Mulaya, originally from Indonesia and now based in New York, serves as the lead artist. “There are so few Indonesian games on platforms like Steam,” he says. “I wanted to change that.” What started as a generic fantasy slowly transformed into a rich, culturally grounded world inspired by Mulaya’s hometown.

Leiserowitz, the game’s programmer, joined forces with Mulaya after meeting him in their first MICA class. “We experimented with a lot of formats — 2D, 3D, top-down — before finding our direction,” he explains. Their professor, Sam Sheffield, encouraged collaborative thesis projects, prompting Hogendoorn to come on board as narrative and level designer. “Once I saw the early art and vision, I knew it had potential,” says Hogendoorn, who began sketching detailed world layouts and developing the storyline.

Together, the trio built out game design documents, character concepts, and storyboards. As the technical side progressed, their team expanded: a friend in Poland contributed background art, a MICA junior worked on animation, and composers Evan Chang and Noah Stein developed the soundtrack.

Earlier this year, the team entered the UP/start competition and secured $35,000 in funding — an experience that introduced them to the business side of game development. “We had to learn how to pitch and justify our work strategically,” Mulaya notes.

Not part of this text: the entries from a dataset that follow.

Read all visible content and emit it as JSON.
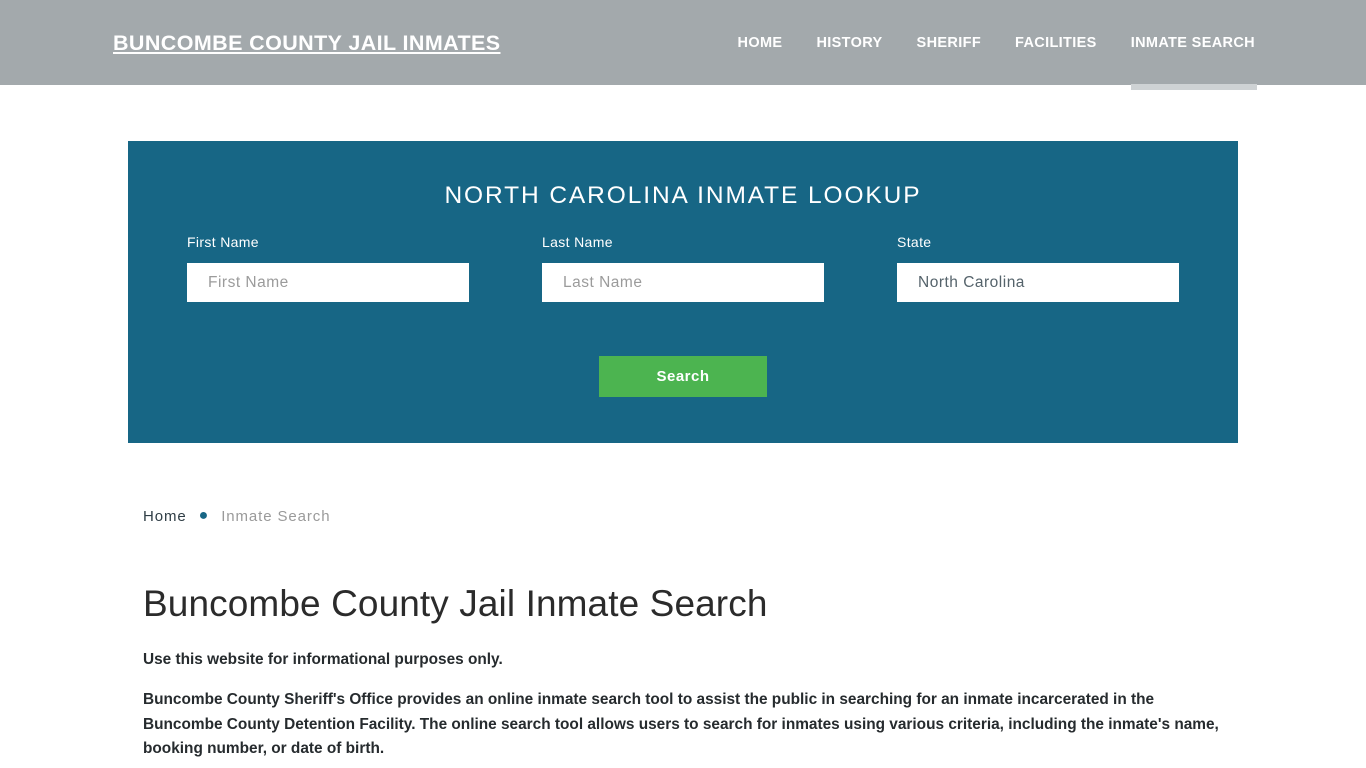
{
  "header": {
    "brand": "BUNCOMBE COUNTY JAIL INMATES",
    "nav": [
      {
        "label": "HOME",
        "active": false
      },
      {
        "label": "HISTORY",
        "active": false
      },
      {
        "label": "SHERIFF",
        "active": false
      },
      {
        "label": "FACILITIES",
        "active": false
      },
      {
        "label": "INMATE SEARCH",
        "active": true
      }
    ],
    "background_color": "#a3a9ac",
    "active_underline_color": "#ced2d4"
  },
  "search_panel": {
    "title": "NORTH CAROLINA INMATE LOOKUP",
    "background_color": "#176685",
    "fields": {
      "first_name": {
        "label": "First Name",
        "placeholder": "First Name",
        "value": ""
      },
      "last_name": {
        "label": "Last Name",
        "placeholder": "Last Name",
        "value": ""
      },
      "state": {
        "label": "State",
        "placeholder": "State",
        "value": "North Carolina"
      }
    },
    "submit": {
      "label": "Search",
      "color": "#4cb450"
    }
  },
  "breadcrumb": {
    "home": "Home",
    "separator": "●",
    "current": "Inmate Search"
  },
  "main": {
    "title": "Buncombe County Jail Inmate Search",
    "paragraphs": [
      "Use this website for informational purposes only.",
      "Buncombe County Sheriff's Office provides an online inmate search tool to assist the public in searching for an inmate incarcerated in the Buncombe County Detention Facility. The online search tool allows users to search for inmates using various criteria, including the inmate's name, booking number, or date of birth."
    ]
  }
}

They credit much of their success to support from MICA professors and peers who helped rehearse their pitch. Reflecting on their journey, the team agrees: None of them imagined this path as freshmen. Now, they’re not only building a game — they’re shaping a new space for Indonesian-inspired narratives in global gaming.

“It’s surreal,” Mulaya says. “We’re creating something that reflects who we are — and this is just the beginning.”